Dükkân açar gibi, bir sarık, bir cüppe... Afyonlanmış beyinler
Bir süredir düşünüyorum, iş mi değiştirsem, şu kısa ömrümde biraz daha heyecanlı, ama esas olarak insanların inanç ihtiyaçlarına seslenecek ve yanıt verecek yeni bir hayat inşa mı etsem..
Bir “hoca efendi dükkânı” açarım.. Beyazlara bürünmüş ve ilahi çağrışımlar yapan göksel bir ev tasarımı, teknolojinin yardımıyla şöyle uçuşan melek çağrışımlarıyla bezeli..
Ciltli kutsal kitaplar... Rahleler ki birkaç tane, üzerlerinde açık kitaplar..
Afili bir sarık ve Cübbeli Ahmet Efendi’ninkine beş basan birinci sınıf bir elden çıkma cüppe ve şüphesiz ki sakal...
Hem ağırbaşlı hem de biraz daha genç görünüm..

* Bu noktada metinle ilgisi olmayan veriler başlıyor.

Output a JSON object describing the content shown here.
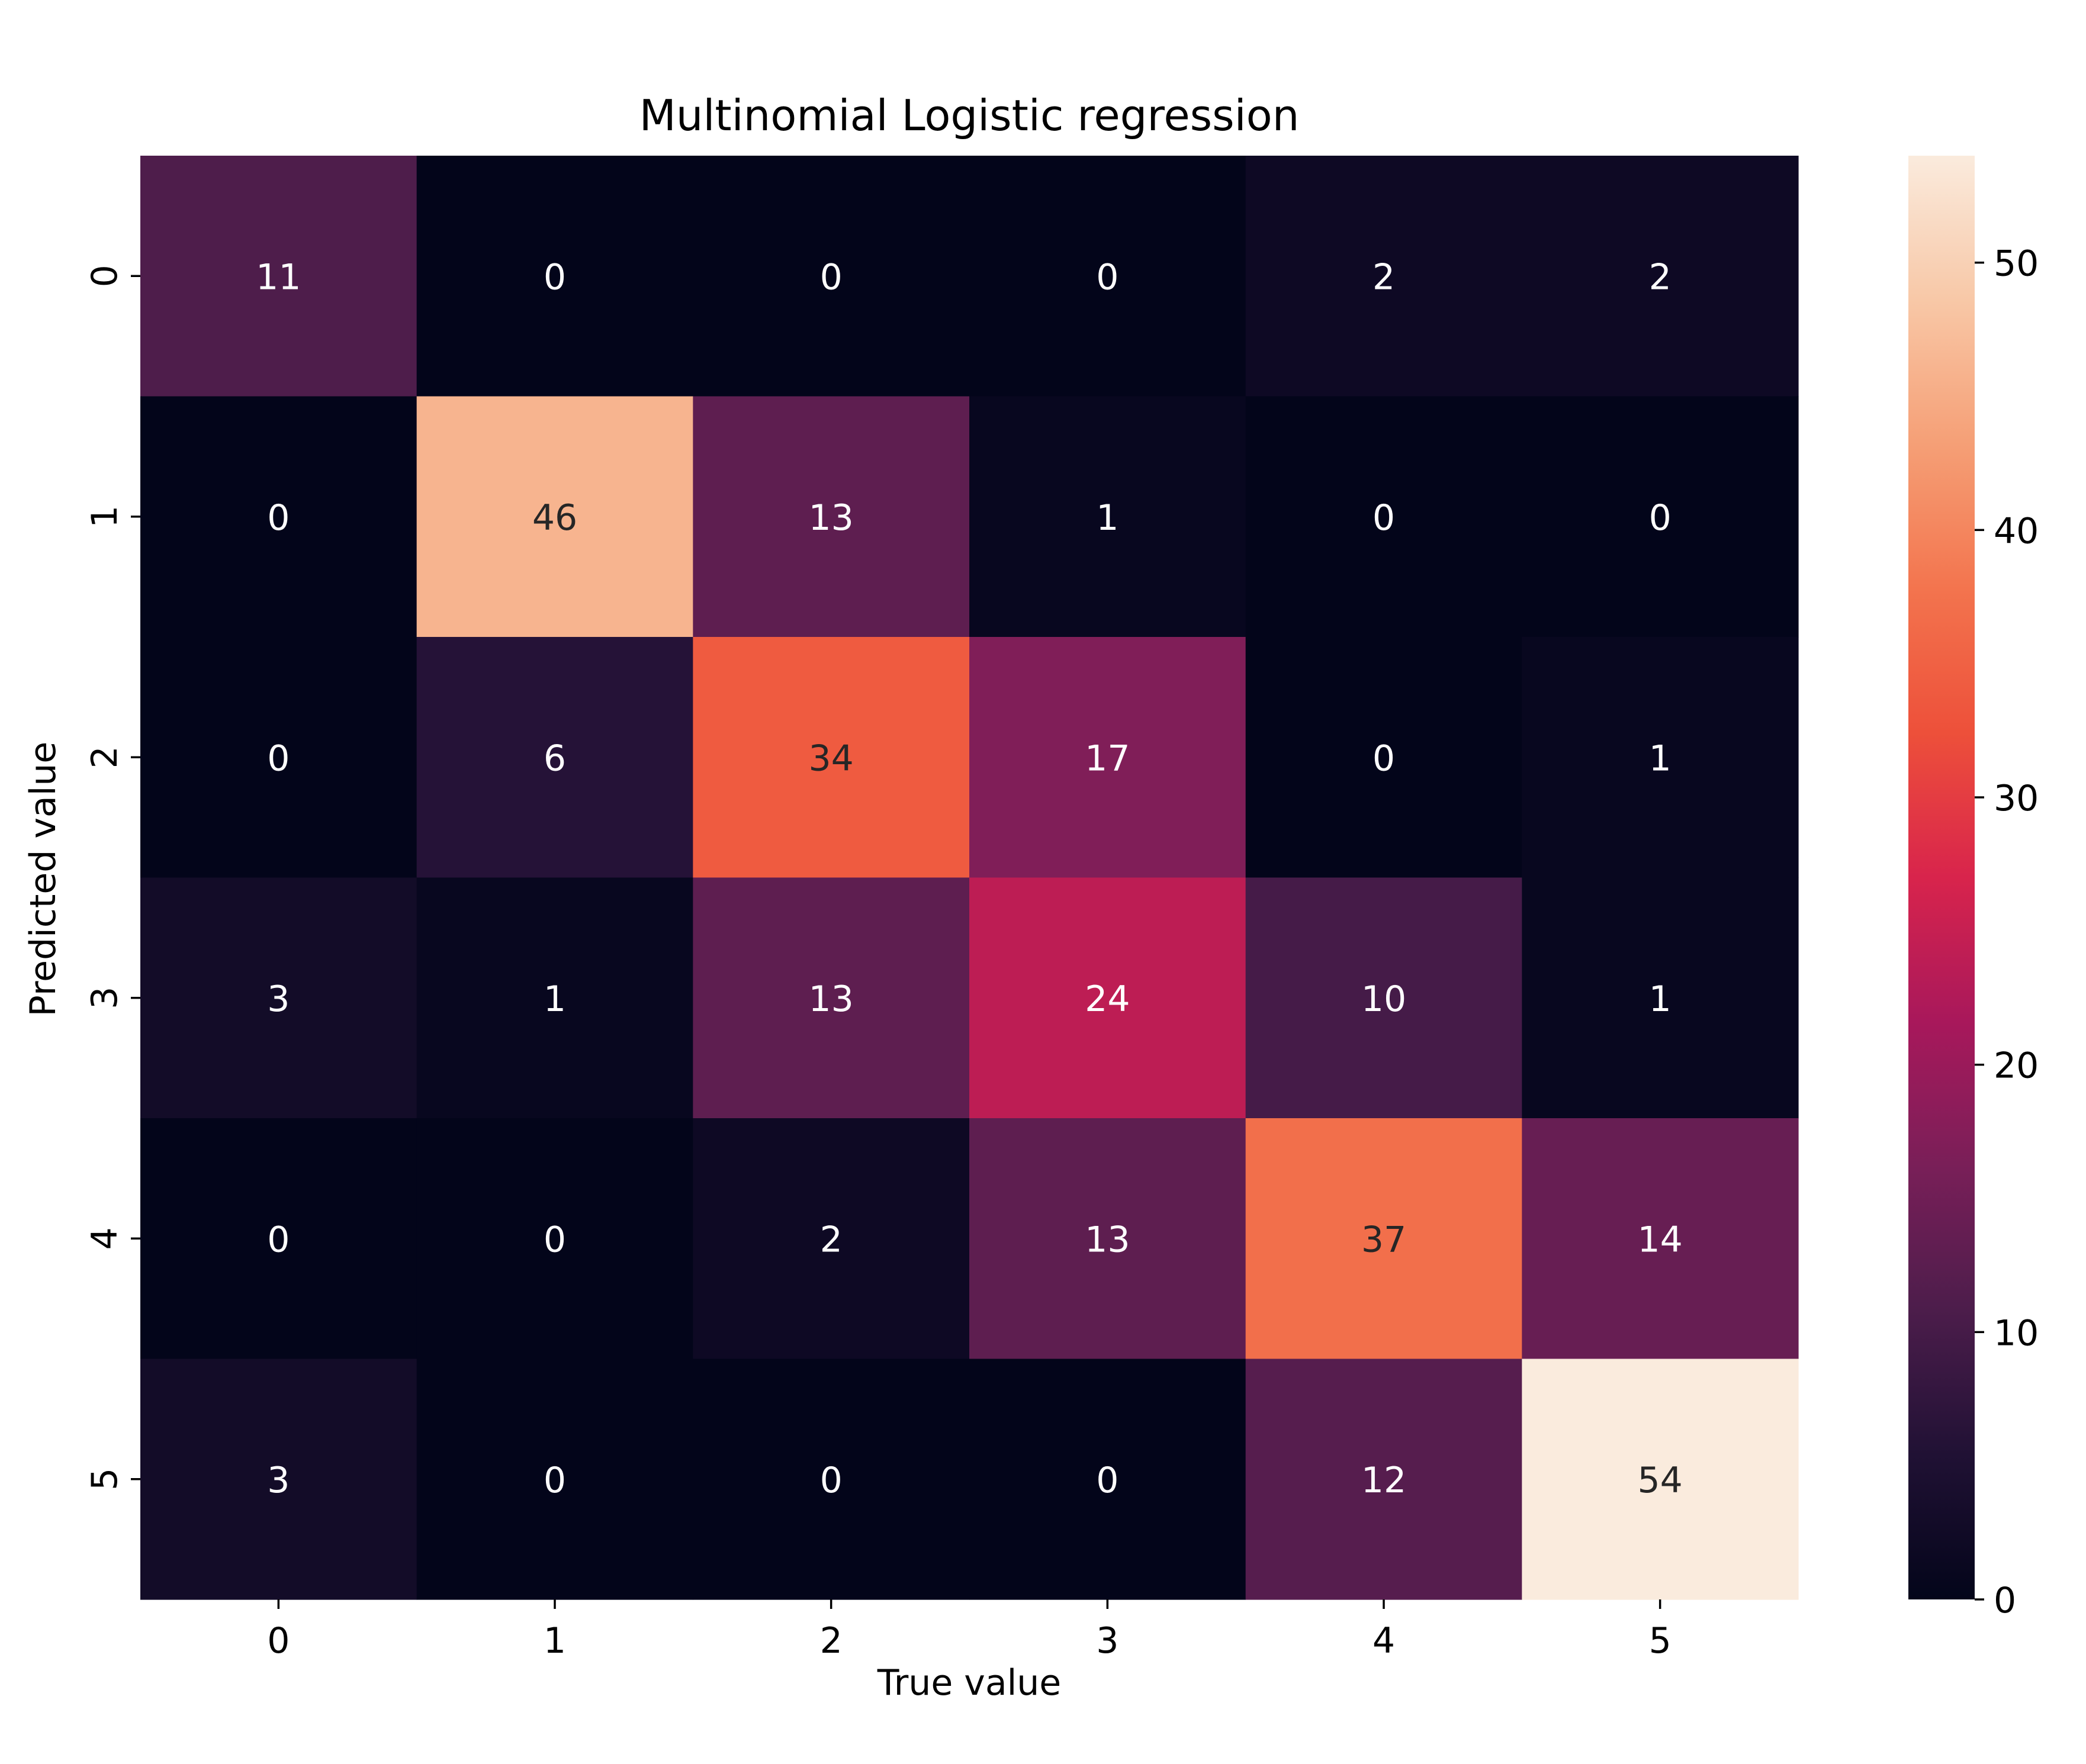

Evden sürekli yükselen ilahiler..
Ve kapılar sonuna kadar herkese açık..
Oturup müşteri beklerim..
Tabii, kısa yoldan kulaktan kulağa bir “hoca efendi bilgi evinin” reklamı için özellikle övücü, dedikoducu kadınlar.. Cenaze evlerinde ağlayıcı, dövünücü kadınlar gibi.